Itulah sebabnya tema dalam Munas Alim Ulama 2012 itu adalah: Kembali ke Khittah Indonesia 1945 sebagai Pemersatu Bangsa. Karena, jelasnya, Pancasila sudah merangkum syariat Islam, dan merupakan pemersatu bangsa Indonesia yang terdiri dari berbagai suku dan agama.

Mungkin terlalu dramatis pernyataan kita berada di ambang perang saudara, tetapi bukan berarti potensi itu tidak ada. Kita ingat ketika memperingati hari Pidato Bung Karno tentang Pancasila pada 1 Juni 2011, Presiden Susilo Bambang Yudhoyono menyebutkan hasil survey oleh Badan Pusat Statistik menunjukkan jumlah rakyat Indonesia yang menganggap penting Pancasila masih 70 persen, sementara 30 persen lagi tidak mendukung.

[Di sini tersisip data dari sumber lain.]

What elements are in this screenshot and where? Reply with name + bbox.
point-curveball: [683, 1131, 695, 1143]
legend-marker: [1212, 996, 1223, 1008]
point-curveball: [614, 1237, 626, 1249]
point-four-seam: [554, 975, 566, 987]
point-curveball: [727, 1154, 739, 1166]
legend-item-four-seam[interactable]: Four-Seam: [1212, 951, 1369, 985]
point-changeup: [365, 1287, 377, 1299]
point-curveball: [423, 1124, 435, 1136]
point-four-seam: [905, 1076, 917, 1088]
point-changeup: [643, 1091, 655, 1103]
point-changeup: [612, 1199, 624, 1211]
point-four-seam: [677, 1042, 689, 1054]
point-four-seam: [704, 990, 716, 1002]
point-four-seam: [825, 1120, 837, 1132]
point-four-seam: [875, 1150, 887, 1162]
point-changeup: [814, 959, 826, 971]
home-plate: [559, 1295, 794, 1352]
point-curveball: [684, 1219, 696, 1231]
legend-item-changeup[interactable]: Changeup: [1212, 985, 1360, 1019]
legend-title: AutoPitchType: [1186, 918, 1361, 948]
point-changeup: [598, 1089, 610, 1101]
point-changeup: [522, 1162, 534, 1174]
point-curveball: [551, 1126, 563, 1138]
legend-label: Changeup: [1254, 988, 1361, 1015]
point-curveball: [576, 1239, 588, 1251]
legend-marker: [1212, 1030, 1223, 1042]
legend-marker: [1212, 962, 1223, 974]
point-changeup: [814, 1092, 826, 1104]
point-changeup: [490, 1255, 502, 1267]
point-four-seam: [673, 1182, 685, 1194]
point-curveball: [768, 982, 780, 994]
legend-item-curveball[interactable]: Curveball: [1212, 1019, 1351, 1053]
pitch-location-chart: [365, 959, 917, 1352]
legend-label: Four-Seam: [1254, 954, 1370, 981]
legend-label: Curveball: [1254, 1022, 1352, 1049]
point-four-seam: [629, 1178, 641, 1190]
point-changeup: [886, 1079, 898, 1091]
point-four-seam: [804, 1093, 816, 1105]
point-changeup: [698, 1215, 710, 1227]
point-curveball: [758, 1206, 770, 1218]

Namun hasil survey BPS itu berbeda dengan temuan Badan Nasional Penanggulangan Terorisme (BNPT) bahwa 86% mahasiswa di lima universitas tenar di Jawa menolak Pancasila. Kata Ansyaad Mbai, Kepala BNPT, di depan Komisi III DPR pekan lalu, banyak tempat ibadah dan universitas yang saat ini telah dikooptasi oleh kaum radikalisme. Tak hanya itu, kampus juga menjadi sasaran empuk untuk proses regenerasi kaum radikalisme.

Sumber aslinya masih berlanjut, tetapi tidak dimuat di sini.